Summary
In Rosin v Anderson, 1945, 155 Fla. 673, 21 So.2d 143, the Florida Supreme Court held that when the statutory definition of an offense includes a generic term, it is not sufficient that the indictment charge the offense in the same generic term. It must descend to the particulars.
Summary of this case from State v. HazelliefOpinion
March 6, 1945
A case of original jurisdiction — habeas corpus.
Alven B. Rowe and J. Lewis Hall, for petitioner.
J. Tom Watson, Attorney General, John C. Wynn, Assistant Attorney General, and Clyde H. Wilson, State Attorney, for respondent.
Writ of habeas corpus was issued by this Court on February 19, 1945, returnable instanter.
The petition and return show that relator is held under a capias issued pursuant to an information filed in the Circuit Court of the Twelfth Judicial Circuit of Florida in and for DeSoto County, in the following language:
"In the Name and By the Authority of the State of Florida:
"Clyde H. Wilson, State Attorney of the Twelfth Judicial Circuit prosecuting for the State of Florida in the County of DeSoto, under oath information makes that M.A. Rosin, late of the County of DeSoto and State of Florida, on the 4th day of May in the year of our Lord one thousand nine hundred and forty four in the County and State aforesaid did unlawfully solicit and request money to be used in Arcadia, Nocatee, and other places in DeSoto County, Florida, prior to that certain primary election held in said county on the 23rd day of May 1944, for Ed Albritton, the said Ed Albritton being then and there a candidate for office in the aforesaid primary election, contrary to the statute in such case made and provided and against the peace and dignity of the State of Florida.
Second Count.
"Clyde H. Wilson, State Attorney, of the Twelfth Judicial Circuit under oath information makes that M.A. Rosin, late of the County of DeSoto and State of Florida, on the 4th day of May, in the year of our Lord, one thousand nine hundred and forty four in the County and State aforesaid, did unlawfully solicit and request money under the pretense of the same being used to procure the votes of persons unknown to the State Attorney for Ed Albritton in that certain primary election held in said county on the 23rd day of May A.D. 1944, the said Ed Albritton being then and there a candidate for office in the aforesaid primary election, contrary to the statute in such case made and provided and against the peace and dignity of the State of Florida.
Third Count.
"Clyde H. Wilson, State Attorney of the Twelfth Judicial Circuit prosecuting for the State of Florida in the County of DeSoto, under oath information makes that M.A. Rosin, late of the County of DeSoto and State of Florida, on the 4th day of May in the year of our Lord one thousand nine hundred and forty four in the County and State aforesaid did unlawfully receive money to be used in Arcadia, Nocatee and other places in DeSoto County, Florida, prior to that certain primary election held in said county on the 23rd day of May, 1944, for Ed Albritton, the said Ed Albritton being then and there a candidate for office in the aforesaid primary election, contrary to the statute in such case made and provided and against the peace and dignity of the State of Florida.
Fourth Count.
Clyde H. Wilson, State Attorney, of the Twelfth Judicial Circuit, under oath information makes that M.A. Rosin, late of the County of DeSoto and State of Florida, on the 4th day of May in the year of our Lord one thousand nine hundred and forty four in the County and State aforesaid, did unlawfuly receive money under the pretense of the same being used to procure the votes of persons unknown to the State Attorney for Ed Albritton in that certain primary election held in said county on the 23rd day of May, A.D. 1944, the said Ed Albritton being then and there a candidate for office in the aforesaid primary election, contrary to the statute in such case made and provided and against the peace and dignity of the State of Florida."

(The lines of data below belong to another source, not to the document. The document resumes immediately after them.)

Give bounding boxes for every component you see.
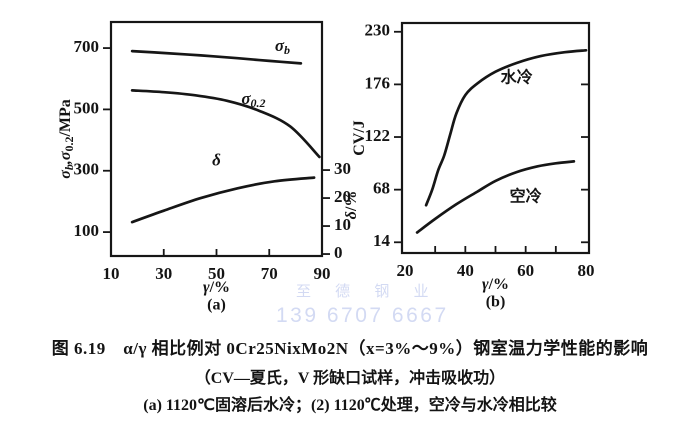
series-label-air-cooled: 空冷 [510, 186, 542, 205]
y-tick-label: 176 [365, 73, 391, 92]
y-tick-label: 122 [365, 126, 391, 145]
series-label-sigma-0.2: σ0.2 [241, 89, 265, 110]
figure-caption-subcaptions: (a) 1120℃固溶后水冷；(2) 1120℃处理，空冷与水冷相比较 [143, 397, 557, 414]
x-tick-label: 40 [457, 261, 474, 280]
series-label-water-cooled: 水冷 [501, 67, 533, 86]
x-tick-label: 90 [314, 264, 331, 283]
x-axis-title-b: γ/% [482, 276, 509, 293]
x-tick-label: 80 [577, 261, 594, 280]
y-tick-label: 68 [373, 179, 390, 198]
y-tick-label: 30 [334, 159, 351, 178]
x-tick-label: 70 [261, 264, 278, 283]
plot-frame-b [400, 21, 591, 255]
x-tick-label: 30 [155, 264, 172, 283]
curve-air-cooled [415, 160, 576, 234]
curve-sigma-0.2 [130, 89, 321, 159]
curve-sigma-b [130, 49, 303, 65]
axis-title-y_left-b: CV/J [351, 120, 368, 156]
curve-delta [130, 176, 316, 224]
panel-label-a: (a) [207, 297, 226, 314]
y-tick-label: 300 [74, 160, 100, 179]
watermark-company-text: 至 德 钢 业 [296, 283, 439, 300]
x-tick-label: 20 [397, 261, 414, 280]
watermark-phone-text: 139 6707 6667 [276, 304, 449, 327]
figure-caption-title: 图 6.19 α/γ 相比例对 0Cr25NixMo2N（x=3%～9%）钢室温… [51, 339, 649, 358]
axis-title-y_right-a: δ/% [343, 191, 360, 220]
x-tick-label: 60 [517, 261, 534, 280]
y-tick-label: 500 [74, 98, 100, 117]
y-tick-label: 20 [334, 187, 351, 206]
x-tick-label: 50 [208, 264, 225, 283]
watermark: 至 德 钢 业 139 6707 6667 [276, 280, 449, 328]
y-tick-label: 14 [373, 231, 391, 250]
panel-label-b: (b) [486, 294, 506, 311]
figure-caption-note: （CV—夏氏，V 形缺口试样，冲击吸收功） [194, 370, 506, 387]
y-tick-label: 10 [334, 215, 351, 234]
x-tick-label: 10 [103, 264, 120, 283]
y-tick-label: 230 [365, 21, 391, 40]
axis-title-y_left-a: σb,σ0.2/MPa [57, 99, 76, 179]
y-tick-label: 700 [74, 37, 100, 56]
y-tick-label: 100 [74, 221, 100, 240]
series-label-delta: δ [212, 151, 221, 170]
curve-water-cooled [424, 48, 588, 207]
x-axis-title-a: γ/% [203, 279, 230, 296]
series-label-sigma-b: σb [275, 36, 290, 57]
y-tick-label: 0 [334, 243, 343, 262]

The information and each count thereof entirely fails to charge any offense against the accused. See Colson v. State, 70 Fla. 267, 71 So. 277; also see State v. Meysenberg, 171 Mo. 1, 71 S.W. Rep. 229, and 1 Archb. Crim. Prac. Pleading, page 275, Sec. 88, wherein it is said:
"It has already been mentioned that the indictment must state all the facts and circumstances comprised in the definition of the offense, by the rule of the common law or statute on which the indictment is founded. And these must be stated with clearness and certainty, otherwise the indictment will be had.
"The principal rule, as to the certainty required in an indictment may, I think, be correctly laid down thus: that where the definition of an offense whether by a rule of the common law or by statute, includes generic terms (as it necessarily must) it is not sufficient that the indictment should charge the offense in the same generic terms as in the definition, but it must state the species — it must descend to particulars."
The information entirely fails to advise the accused as to what charge he is required to defend against.
Therefore, the petitioner is discharged.
So ordered.
CHAPMAN, C. J., TERRELL and ADAMS, JJ., concur.